According to the USGS and GFMS the crustal abundance of silver is about 16 ounces for each ounce of gold. Since reliable records were kept from about 500BC, we find that market forces have similarly priced silver at 13 to 17 ounces per ounce of gold. These two data series are good reason to assume that silver should be valued somewhere in this range. So, assuming some sort of precious metals standard is adopted, a 15:1 ratio of silver to gold implies $222 (40% backing) to $556 (100% backing) per ounce of silver given the current monetary base. At publication of this article, silver is roughly $39. There are a couple of reasons for the current price, wherein the silver to gold ratio stands at approximately 37:1, but the explanations are beyond the available space and scope of this article.

Production of silver has been about 1,370,000 tons versus about 150,000 tons of gold over last 7,000 years – this actual ratio works out to an observed 9 ounces of silver obtained for every ounce of gold.
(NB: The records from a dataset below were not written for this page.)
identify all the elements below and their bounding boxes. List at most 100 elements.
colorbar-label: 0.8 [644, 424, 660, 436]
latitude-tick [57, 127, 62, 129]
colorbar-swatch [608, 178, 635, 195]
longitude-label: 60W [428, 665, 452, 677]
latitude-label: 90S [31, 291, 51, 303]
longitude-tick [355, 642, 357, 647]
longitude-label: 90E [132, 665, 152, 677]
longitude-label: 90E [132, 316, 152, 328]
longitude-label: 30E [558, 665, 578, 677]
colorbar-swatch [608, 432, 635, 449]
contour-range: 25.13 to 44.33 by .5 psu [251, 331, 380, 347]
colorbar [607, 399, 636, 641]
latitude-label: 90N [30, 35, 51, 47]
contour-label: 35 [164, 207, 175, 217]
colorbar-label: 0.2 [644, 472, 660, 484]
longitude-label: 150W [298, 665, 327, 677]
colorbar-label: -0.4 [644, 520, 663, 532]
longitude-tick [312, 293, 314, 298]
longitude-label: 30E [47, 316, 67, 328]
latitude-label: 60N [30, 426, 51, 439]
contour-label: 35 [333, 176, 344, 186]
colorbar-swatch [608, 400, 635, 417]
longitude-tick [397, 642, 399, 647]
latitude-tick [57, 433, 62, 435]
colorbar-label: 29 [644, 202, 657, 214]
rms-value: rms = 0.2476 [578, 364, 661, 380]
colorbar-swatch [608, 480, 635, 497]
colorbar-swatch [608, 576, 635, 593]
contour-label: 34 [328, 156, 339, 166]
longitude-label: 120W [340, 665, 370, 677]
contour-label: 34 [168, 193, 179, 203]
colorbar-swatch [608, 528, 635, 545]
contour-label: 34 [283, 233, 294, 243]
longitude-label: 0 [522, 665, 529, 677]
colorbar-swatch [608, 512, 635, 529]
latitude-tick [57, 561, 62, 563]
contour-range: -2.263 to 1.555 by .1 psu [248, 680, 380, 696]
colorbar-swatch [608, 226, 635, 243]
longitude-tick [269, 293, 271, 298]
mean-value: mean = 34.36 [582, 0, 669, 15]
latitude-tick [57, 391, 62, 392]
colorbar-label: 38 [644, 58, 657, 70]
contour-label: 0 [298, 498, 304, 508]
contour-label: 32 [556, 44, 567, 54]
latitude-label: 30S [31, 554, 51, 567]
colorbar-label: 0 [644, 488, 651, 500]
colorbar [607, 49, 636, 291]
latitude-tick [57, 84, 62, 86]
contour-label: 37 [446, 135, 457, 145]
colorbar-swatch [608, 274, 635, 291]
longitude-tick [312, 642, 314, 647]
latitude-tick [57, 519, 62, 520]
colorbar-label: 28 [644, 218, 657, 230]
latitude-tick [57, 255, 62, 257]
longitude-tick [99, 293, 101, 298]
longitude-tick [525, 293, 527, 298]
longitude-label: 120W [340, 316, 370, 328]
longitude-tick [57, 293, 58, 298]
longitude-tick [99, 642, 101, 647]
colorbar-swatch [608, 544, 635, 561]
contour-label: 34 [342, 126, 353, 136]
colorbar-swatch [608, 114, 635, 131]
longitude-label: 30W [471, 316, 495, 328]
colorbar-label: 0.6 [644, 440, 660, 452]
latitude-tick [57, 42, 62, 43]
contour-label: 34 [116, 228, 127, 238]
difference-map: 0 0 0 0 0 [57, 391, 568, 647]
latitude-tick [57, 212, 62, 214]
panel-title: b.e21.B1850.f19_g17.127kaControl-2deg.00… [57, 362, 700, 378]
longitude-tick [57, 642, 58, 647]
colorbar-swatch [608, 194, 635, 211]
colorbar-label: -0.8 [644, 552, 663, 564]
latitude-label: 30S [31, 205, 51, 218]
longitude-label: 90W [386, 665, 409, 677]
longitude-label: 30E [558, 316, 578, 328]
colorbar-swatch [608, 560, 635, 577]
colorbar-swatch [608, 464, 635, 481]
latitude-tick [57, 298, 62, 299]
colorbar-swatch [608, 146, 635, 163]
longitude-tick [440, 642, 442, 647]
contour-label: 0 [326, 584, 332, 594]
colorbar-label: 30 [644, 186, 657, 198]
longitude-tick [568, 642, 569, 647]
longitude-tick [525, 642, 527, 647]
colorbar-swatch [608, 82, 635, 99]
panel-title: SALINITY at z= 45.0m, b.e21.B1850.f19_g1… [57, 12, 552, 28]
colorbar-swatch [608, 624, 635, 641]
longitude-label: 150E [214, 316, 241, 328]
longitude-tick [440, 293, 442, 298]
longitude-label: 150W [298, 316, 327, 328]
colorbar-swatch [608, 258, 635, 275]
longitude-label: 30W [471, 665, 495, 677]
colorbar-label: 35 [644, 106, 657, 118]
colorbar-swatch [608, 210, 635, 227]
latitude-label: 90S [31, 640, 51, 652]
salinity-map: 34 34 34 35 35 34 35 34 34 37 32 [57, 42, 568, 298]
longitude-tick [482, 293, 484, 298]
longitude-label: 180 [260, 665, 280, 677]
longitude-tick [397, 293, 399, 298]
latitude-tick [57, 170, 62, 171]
The difference between the expected ratio of 13:1 to 17:1 and the observed ratio of 9:1 is due to silver mostly being found alongside zinc, lead, copper and, fortunately, gold. In fact at least 65% of the global supply of silver is largely a byproduct of base metal mining. Most of the remaining 33% is found interspersed with gold. There are very few silver only, or even silver predominate, deposits on the planet. So if it is not profitable to mine for zinc, lead or copper, then by its natural distribution there will not be as much silver being pulled from the earth. Thus, higher silver prices do not necessarily imply new silver mines will be built.

The extraction of silver occurring alongside base metals is not just an economics issue; it actually has another serious supply constraint. Normally silver accounts for less than 45% of the extracted material value. Fortunately, in the Americas, this is not so. Here there are several silver only mines, and, when it is found alongside the above-mentioned base metals it occurs more often in the 55% to 60% of the extracted material value. Recall that it was the Cerro Rico silver mine in present day Bolivia that provided Spain with funding of its conquests for 235 years from 1556 to 1791.

There is one more interesting facet in an analysis of silver. According to silver analyst Theodore Butler, of the many tones ever brought to the surface, well more than 90% have been consumed in non-recyclable industrial uses (for new production it is estimated at 95%). Further, available stockpiles are actually lower than gold due to the increasing use by industry as well as demand for investment purposes wherein the silver becomes locked away. This is where the claim that silver is, or at least nearly, scarcer than gold emerges. Considering this together with all the other difficulties in procuring silver alliterated above, silver has a very bright future before it.

In closing we are delighted to report that identification of those few companies that are located in the Americas, which produce, or are expected to produce, silver at 55% to 90% of their operations has been completed. In some cases, the positions are already snugly set in client portfolios. In other cases, we continue our due diligence and are readying funds for investment. We believe that each of these companies will be important for positioning portfolios against the likely compounding and debilitating economic issues of our day.  We equally believe that these same companies exhibit the possibility for providing some of the best returns for portfolios over the coming decade.

* Mexico is actively considering adopting a silver standard. Silver is their precious metal of choice due to plentiful amounts found there (please see chart at top of this article). The Peso has strengthened on the serious consideration of the proposal. Needless to say, demand from the Mexican treasury will put upwards pressure on the price of silver.

** With a rapidly rising resource centric economy, it is no coincidence that the Mongolian Tugrik was the strongest currency in the world for 2010.